= Environment of Luxembourg =

The environment of Luxembourg has been affected by the country' rapid population growth (9% between 2000 and 2007, 34% in economy), its heavy road traffic (75% of fuel for vehicles from outside Luxembourg) and its lack of renewable energy resources.

==Air==

While emissions of nitrogen and sulfur oxides (NOx and SOx) as well as non-methane volatile organic compounds (NMVOCs) have been reduced since 2000, limit values for the protection of human health from nitrogen dioxide (NO_{2}) are being exceeded in Luxembourg City, primarily because of road traffic. Concentrations of ground-level ozone are regularly above the pre-alert threshold for the protection of human health at several sites. Sulfur dioxide emissions are however well below the authorised limit. Dioxins and furans (PCDD/F) near steel plants sometimes exceed health standards. In data compiled for 140 countries by the International Energy Agency in October 2010, the 2007 carbon dioxide emissions for Luxembourg at 22.8 metric tons per capita are the highest in Europe and substantially higher than those in the United States.

Action is being taken at the national level to reduce CO_{2} emissions, to promote better practice in the use of energy and to control leaks of fluorides and GHGs from refrigeration systems.

==Water==

The Water Management Administration programme of the Ministry of the Interior and Greater Region was created in 2004 for integrated water management. The national nitrogen balance has improved significantly. Despite legal requirements from the mid-1990s, drinking water sources have not been protected with the result that sources have been contaminated by nitrates and pesticides. At least 40% of surface water is likely to fall short of 2015 EU targets for chemical and biological quality. Only 22% of the population is connected to a tertiary-level waste water treatment plant, even though the entire country is classified as a sensitive zone.

==Waste management==

Luxembourg has an effective waste management plan in accordance with EU legislation. Industrial waste is also effectively managed. Municipal waste production per capita, however, is among the highest in the OECD and the target of 30% reduction in specific disposable waste and bulky waste has been missed. In 2012 municipal solid waste generation per capita was 662 kg. The polluter pays principle is only partially applied. There has been little progress in managing waste from the health sector.

==Energy consumption==

Luxembourg is almost completely dependent (99% in 2005) on energy imports of oil and of natural gas, the latter increasingly contributing to electricity generation since 2002. Energy consumption and CO_{2} emissions per capita are the highest in the EU-27. Use of fuel for road transport is around double the EU-27 average. While electricity production from small-scale hydro power has stabilized in recent years, contributions from onshore wind, solar PV, and biogas have now started to increase.

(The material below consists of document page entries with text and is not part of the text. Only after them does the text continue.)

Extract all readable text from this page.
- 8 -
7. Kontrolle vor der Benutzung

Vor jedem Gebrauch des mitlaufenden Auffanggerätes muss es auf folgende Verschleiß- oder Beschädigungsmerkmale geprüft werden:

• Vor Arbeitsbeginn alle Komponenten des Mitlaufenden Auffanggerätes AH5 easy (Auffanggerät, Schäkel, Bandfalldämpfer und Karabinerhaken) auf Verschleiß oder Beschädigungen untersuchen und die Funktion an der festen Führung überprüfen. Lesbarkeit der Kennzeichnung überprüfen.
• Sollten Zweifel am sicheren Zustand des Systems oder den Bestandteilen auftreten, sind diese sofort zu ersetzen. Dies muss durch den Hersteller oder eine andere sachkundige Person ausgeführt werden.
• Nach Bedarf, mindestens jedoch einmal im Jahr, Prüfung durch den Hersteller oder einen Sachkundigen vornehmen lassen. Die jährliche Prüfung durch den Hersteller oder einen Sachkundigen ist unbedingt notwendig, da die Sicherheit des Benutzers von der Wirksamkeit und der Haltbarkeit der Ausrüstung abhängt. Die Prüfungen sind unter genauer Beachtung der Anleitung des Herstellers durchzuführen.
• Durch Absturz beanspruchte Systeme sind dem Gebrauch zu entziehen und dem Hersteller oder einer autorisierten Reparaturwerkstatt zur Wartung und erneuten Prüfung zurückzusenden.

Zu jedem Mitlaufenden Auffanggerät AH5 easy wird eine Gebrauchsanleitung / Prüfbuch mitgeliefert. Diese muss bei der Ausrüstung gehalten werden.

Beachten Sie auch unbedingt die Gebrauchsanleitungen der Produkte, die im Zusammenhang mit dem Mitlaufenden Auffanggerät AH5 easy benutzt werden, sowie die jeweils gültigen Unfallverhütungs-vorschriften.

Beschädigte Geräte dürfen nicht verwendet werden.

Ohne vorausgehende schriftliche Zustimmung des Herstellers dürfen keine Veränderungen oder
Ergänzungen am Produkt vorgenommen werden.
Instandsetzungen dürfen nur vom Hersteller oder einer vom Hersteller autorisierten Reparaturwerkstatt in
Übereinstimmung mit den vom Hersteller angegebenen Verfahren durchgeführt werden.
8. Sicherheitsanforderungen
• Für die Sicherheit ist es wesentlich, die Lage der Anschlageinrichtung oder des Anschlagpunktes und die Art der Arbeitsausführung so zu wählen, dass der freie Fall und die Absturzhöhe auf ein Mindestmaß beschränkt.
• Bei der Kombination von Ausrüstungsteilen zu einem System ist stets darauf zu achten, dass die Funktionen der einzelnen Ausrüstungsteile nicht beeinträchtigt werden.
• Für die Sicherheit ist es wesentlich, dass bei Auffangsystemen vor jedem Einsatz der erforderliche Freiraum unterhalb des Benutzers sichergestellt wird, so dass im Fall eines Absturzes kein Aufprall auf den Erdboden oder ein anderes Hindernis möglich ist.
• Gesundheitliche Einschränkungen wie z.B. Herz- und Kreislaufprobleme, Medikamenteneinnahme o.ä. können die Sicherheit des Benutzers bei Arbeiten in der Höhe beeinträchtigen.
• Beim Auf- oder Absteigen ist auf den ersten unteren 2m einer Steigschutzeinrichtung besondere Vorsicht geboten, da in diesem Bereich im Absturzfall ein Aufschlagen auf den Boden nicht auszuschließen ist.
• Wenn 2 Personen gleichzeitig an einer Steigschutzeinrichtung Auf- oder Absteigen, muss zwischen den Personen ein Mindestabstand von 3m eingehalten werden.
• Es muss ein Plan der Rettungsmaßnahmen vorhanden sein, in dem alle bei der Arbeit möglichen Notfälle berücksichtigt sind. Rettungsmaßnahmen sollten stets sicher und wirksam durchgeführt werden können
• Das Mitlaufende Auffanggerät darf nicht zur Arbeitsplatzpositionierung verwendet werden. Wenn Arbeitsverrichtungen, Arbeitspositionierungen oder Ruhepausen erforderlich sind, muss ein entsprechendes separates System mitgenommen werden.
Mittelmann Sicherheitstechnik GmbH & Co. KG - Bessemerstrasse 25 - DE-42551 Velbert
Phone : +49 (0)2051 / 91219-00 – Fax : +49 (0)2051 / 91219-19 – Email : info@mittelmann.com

==Sustainable development==

Despite its growing GDP and population, Luxembourg has made progress in decoupling environmental pressures from economic growth and has developed a National Plan for Sustainable Development. The annual vehicle tax is now calculated as a function of CO_{2} emissions. A National Plan for Energy Efficiency has been introduced, together with economic incentives targeted at the construction industry. A national body has been created to provide information and advice on energy savings and renewable energy. However, there are still problems in connection with CO_{2} emissions, especially as Luxembourg's economy is the most carbon-intensive in the OECD in per capita terms even though this is partly due to the sales of fuel to non-residents.

==Current status==

The 2010 OECD review of Luxembourg's environmental performance highlighted areas requiring special attention. In 2007, GHG emissions were at their 1990 level. Luxembourg's action plan will not be able to achieve the ambitious target (-28% below 1990 levels) set under the Kyoto Protocol and the EU burden-sharing agreement. CO_{2} emissions per capita are the highest in the OECD, with a significant portion from international road transport. GHG emissions from the steel industry have sharply declined with replacement of blast furnaces by electric arc furnaces while transport emissions have risen with the growing number of crossborder travellers and higher sales of diesel and gasoline as a result of Luxembourg's comparatively low prices. The country is unlikely to meet its NOx emission reduction goals (52% below 1990 by 2010) set under the Gothenburg Protocol to the Convention on Longrange Transboundary Air Pollution. Compliance with international commitments is lagging, particularly with respect to the EU environmental directives. Luxembourg has been cited on several occasions for infractions of European environmental legislation (urban waste water, nitrates, integrated prevention and reduction of pollution).